- Film poster
- Directed by: Wyatt Rockefeller
- Screenplay by: Wyatt Rockefeller
- Produced by: Julie Fabrizio; Joshua Horsfield; Johan Kruger; Jason Mandl; Kenny Moleme;
- Starring: Sofia Boutella; Ismael Cruz Córdova; Brooklynn Prince; Nell Tiger Free; Jonny Lee Miller;
- Cinematography: Willie Nel
- Edited by: Johnny Daukes
- Music by: Nitin Sawhney
- Production companies: Jericho Motion Pictures; Intake Films; Brittle Star Pictures; 42;
- Distributed by: Vertigo Releasing
- Release dates: 18 June 2021 (Tribeca); 23 July 2021 (United Kingdom);
- Running time: 103 minutes
- Country: United Kingdom
- Language: English
- Box office: $29,183

= Settlers (film) =

2021 British science fiction thriller film

Settlers is a 2021 British science fiction thriller film written and directed by Wyatt Rockefeller.

It had its world premiere at the Tribeca Film Festival on 18 June 2021. It was released on 23 July 2021 in the United States by IFC Midnight.

==Plot==
A small family in a lonely outpost on Mars is attacked by bandits. One of the bandits, Jerry, survives and kills the family father. He attempts to integrate into the family, demanding thirty days to prove himself to the survivors, mother Ilsa and her daughter Remmy. Over time, Ilsa seems to warm to him, but after thirty days, Ilsa tries to shoot him. She fails as the magazine of the gun that Jerry intentionally left was empty, and Jerry kills her in the ensuing struggle. Remmy, who resents Jerry's presence, grows sullen and spends much of her time with "Steve", a pet-like robot found in a storage unit. Remmy also discovers that their farm is within a large force field bubble that keeps breathable air inside. This makes clear that the bandits came from outside or another similarly shielded area.

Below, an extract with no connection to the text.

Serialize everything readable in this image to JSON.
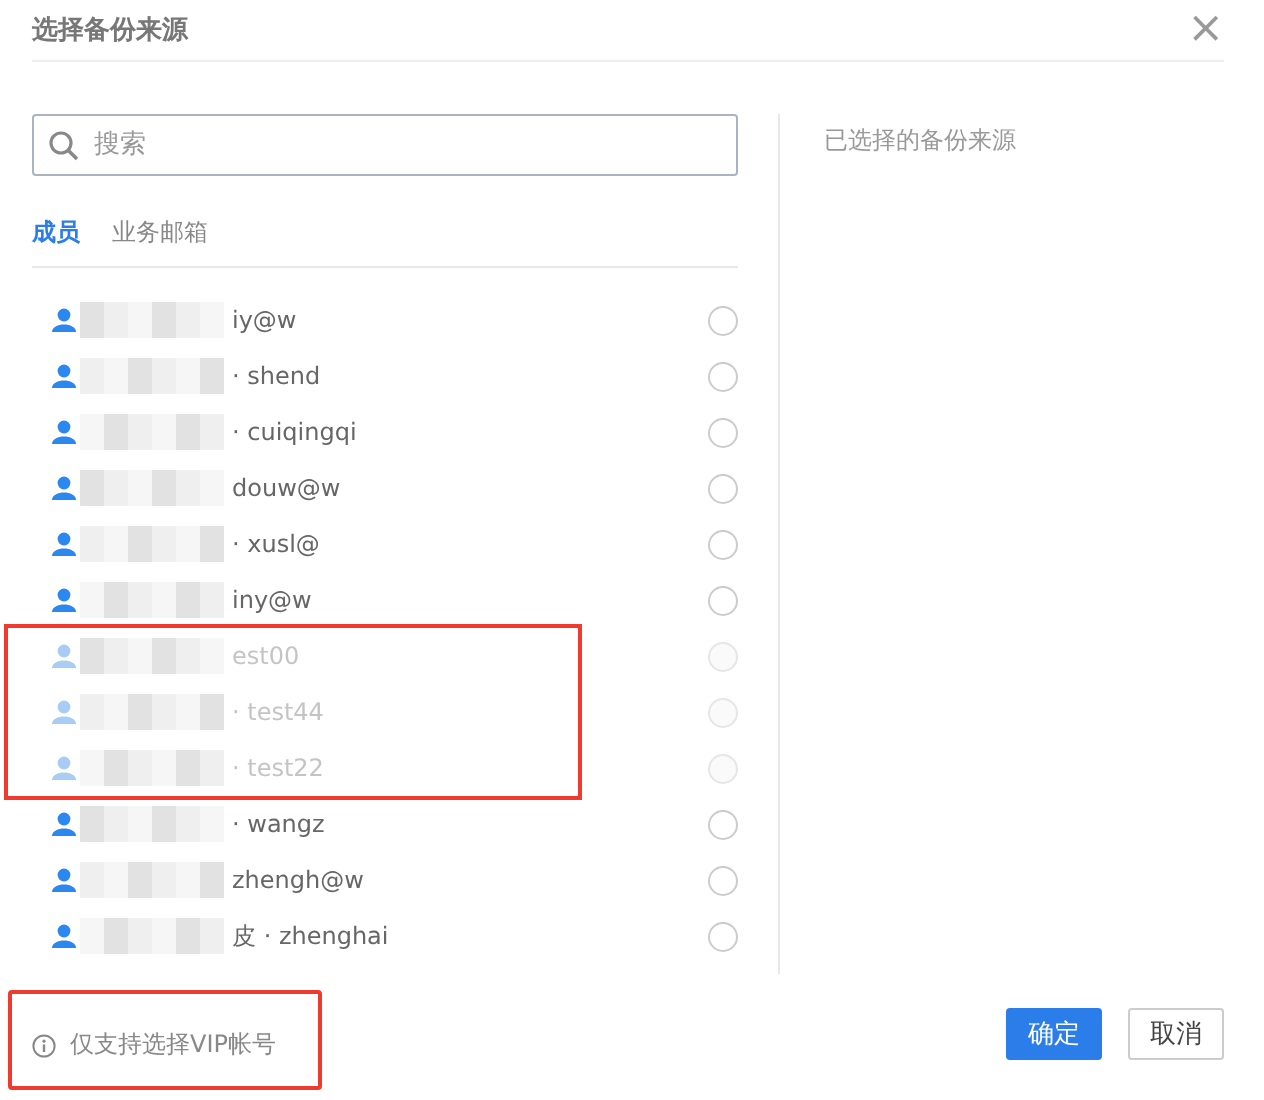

Years pass, and Remmy, now a young woman, remains sullen and almost completely silent around Jerry. They have an argument over whether to have a child, and Remmy decides to run away, but Jerry stops her from doing so. He ties her up and attempts to rape her, but Steve blasts Jerry in the neck with its power-drilling attachment. Remmy frees herself and kills Jerry. Now alone, she decides to depart, leaving Steve to tend the outpost.

==Cast==
- Sofia Boutella as Ilsa
- Ismael Cruz Córdova as Jerry
- Brooklynn Prince as Younger Remmy
  - Nell Tiger Free as Older Remmy
- Jonny Lee Miller as Reza
- Natalie Walsh as Female Stranger
- Matthew Van Leeve as Male Stranger

==Release==
In April 2021, IFC Midnight acquired U.S. distribution rights to the film. The film had its world premiere at the Tribeca Film Festival on 18 June 2021. It was released on 23 July 2021.

== Reception ==
On the review aggregator website Rotten Tomatoes, the film holds an approval rating of 57% based on 58 reviews, with an average rating of 5.9/10. The site's critical consensus reads, "Settlers is serious to a fault, but viewers seeking a non-sensationalistic look at space colonization may find this a rewarding voyage." On Metacritic, the film has a weighted average score of 56 out of 100, based on 15 critics, indicating "mixed or average reviews".